Created attachment 284897 [details] thermal.txt I don't know, it also happened during the night when the laptop was not used and left unattended Temperatures looks OK: $ sensors iwlwifi-virtual-0 Adapter: Virtual device temp1: +49.0°C BAT0-acpi-0 Adapter: ACPI interface in0: +16.49 V pch_skylake-virtual-0 Adapter: Virtual device temp1: +43.0°C acpitz-acpi-0 Adapter: ACPI interface temp1: +45.0°C (crit = +98.0°C) BAT1-acpi-0 Adapter: ACPI interface in0: +12.68 V coretemp-isa-0000 Adapter: ISA adapter Package id 0: +45.0°C (high = +100.0°C, crit = +100.0°C) Core 0: +45.0°C (high = +100.0°C, crit = +100.0°C) Core 1: +44.0°C (high = +100.0°C, crit = +100.0°C) Core 2: +45.0°C (high = +100.0°C, crit = +100.0°C) Core 3: +44.0°C (high = +100.0°C, crit = +100.0°C) thinkpad-isa-0000 Adapter: ISA adapter fan1: 0 RPM temp1: +45.0°C temp2: N/A temp3: +0.0°C temp4: +0.0°C temp5: +0.0°C temp6: +0.0°C temp7: +0.0°C temp8: +0.0°C temp9: +0.0°C temp10: +0.0°C temp11: +66.0°C temp12: +0.0°C temp13: +0.0°C temp14: +0.0°C temp15: +0.0°C temp16: +0.0°C
But to answer your question, it's happening multiple times a day
please run a kernel later than 5.4-4c2, check the location of file tcc_offset_degree_celsius by "find /sys/ | grep tcc_offset_degree_celsius" and then get the content of this file.

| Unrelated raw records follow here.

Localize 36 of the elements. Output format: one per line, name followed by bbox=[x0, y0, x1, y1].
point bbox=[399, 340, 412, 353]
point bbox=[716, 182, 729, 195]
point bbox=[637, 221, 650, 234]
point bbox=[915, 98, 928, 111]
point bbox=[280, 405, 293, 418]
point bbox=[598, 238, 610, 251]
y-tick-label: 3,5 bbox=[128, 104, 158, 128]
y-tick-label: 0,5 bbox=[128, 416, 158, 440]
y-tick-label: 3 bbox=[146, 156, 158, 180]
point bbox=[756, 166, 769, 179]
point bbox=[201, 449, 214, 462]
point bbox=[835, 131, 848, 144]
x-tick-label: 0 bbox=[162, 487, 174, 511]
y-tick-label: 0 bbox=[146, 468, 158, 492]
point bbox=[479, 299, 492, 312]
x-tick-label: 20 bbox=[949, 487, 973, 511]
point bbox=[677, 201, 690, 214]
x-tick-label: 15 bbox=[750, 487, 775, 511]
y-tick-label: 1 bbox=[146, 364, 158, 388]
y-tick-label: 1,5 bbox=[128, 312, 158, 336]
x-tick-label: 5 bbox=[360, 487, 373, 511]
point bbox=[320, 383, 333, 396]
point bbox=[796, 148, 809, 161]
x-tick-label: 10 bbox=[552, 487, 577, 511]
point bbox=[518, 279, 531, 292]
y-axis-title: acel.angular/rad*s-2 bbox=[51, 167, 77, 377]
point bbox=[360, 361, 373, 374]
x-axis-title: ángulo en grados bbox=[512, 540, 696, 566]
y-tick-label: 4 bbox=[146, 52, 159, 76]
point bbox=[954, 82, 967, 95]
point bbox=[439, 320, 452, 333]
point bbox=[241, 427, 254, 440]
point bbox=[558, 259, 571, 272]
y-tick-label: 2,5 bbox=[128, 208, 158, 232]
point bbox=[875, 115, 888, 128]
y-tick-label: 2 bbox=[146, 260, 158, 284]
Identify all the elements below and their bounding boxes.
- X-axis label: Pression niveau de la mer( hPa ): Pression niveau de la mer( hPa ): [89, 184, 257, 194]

bigon@edoras:~$ sudo find /sys/ | grep tcc_offset_degree_celsius /sys/devices/pci0000:00/0000:00:04.0/tcc_offset_degree_celsius bigon@edoras:~$ cat '/sys/devices/pci0000:00/0000:00:04.0/tcc_offset_degree_celsius' 24 bigon@edoras:~$ uname -a Linux edoras 5.4.0-1-amd64 #1 SMP Debian 5.4.6-1 (2019-12-27) x86_64 GNU/Linux
I think you can set it to a smaller value to get rid of the overheating messages. say, run "echo 14 > /sys/devices/pci0000:00/0000:00:04.0/tcc_offset_degree_celsius"
FTR, I found a long thread on lenovo forums that looks related: https://forums.lenovo.com/t5/Other-Linux-Discussions/X1C6-T480s-low-cTDP-and-trip-temperature-in-Linux/td-p/4028489
that is really a long thread. I think that can be fixed with thermald running, right? We have made kernel changes for thermald to improve this. Bug closed. Please feel free to reopen it if you still have any questions.